There were many mp3 players prior to the iPod, but they varied dramatically in usability and design. Enter the iPod with its easy-to-understand click wheel and in its iconic white with its iconic white earphones. In that product category the rest is history.
There were many smartphones prior to the iPhone – and many of them were, at the time, brilliant handsets.
Bill Gates was championing tablet PCs at the very beginning of the 21st century. He saw then what many are only seeing now, describing the many great uses developers would come up with for these interfaces. Most of those tablets back then were too bulky, with terrible battery life and stylus-dependent unresponsive touchscreen. Enter Apple, with the iPad, which, for all intents, was a giant iPhone, with long battery life, wi-fi and 3G connectivity, and access to Apple’s very impressive app store. Industry redefines.
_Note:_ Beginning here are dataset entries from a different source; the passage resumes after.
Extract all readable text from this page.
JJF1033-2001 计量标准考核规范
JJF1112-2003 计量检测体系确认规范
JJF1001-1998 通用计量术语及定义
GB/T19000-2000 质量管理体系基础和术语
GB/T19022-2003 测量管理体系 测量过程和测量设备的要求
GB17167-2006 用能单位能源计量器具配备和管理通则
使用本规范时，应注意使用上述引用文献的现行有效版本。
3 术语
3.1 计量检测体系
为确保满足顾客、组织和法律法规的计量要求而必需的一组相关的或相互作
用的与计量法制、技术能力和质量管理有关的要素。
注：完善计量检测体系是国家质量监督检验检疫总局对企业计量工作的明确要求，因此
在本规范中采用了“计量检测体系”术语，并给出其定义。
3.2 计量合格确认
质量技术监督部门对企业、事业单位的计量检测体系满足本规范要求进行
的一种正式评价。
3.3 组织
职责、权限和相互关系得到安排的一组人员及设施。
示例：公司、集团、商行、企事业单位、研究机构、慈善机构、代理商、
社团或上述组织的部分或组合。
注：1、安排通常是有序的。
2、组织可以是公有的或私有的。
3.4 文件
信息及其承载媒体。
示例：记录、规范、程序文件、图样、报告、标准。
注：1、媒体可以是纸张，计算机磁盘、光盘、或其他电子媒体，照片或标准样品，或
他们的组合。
Reason 3: Pricing trickery
Over the last decade Apple has done three things really well when it comes to how they price their products. Firstly, the company positioned itself as a premium brand, and so charged premium prices.
Next, within product categories, Apple’s pricing tiers have been cleverly designed so as to attract customers to the most expensive item in the lineup.
Finally, Apple has also become the biggest global customer of certain components, most notably flash memory, allowing them to make products at a lower cost than other companies. This actually goes against their traditional ‘premium pricing model’ and allows them to price products at a bar so low, that competitors struggle to keep up. As unintuitive as that sounds, John Gruber sums it brilliantly in this Daring Fireball post.
Now, imagine competing with a media darling that has industry leading designers heading it up, a robust think tank that doesn’t so much invent new products as opposed to significantly improving over other products, and now you can’t even compete on price. Yep, that’s the reality all of Apple’s competitors are facing.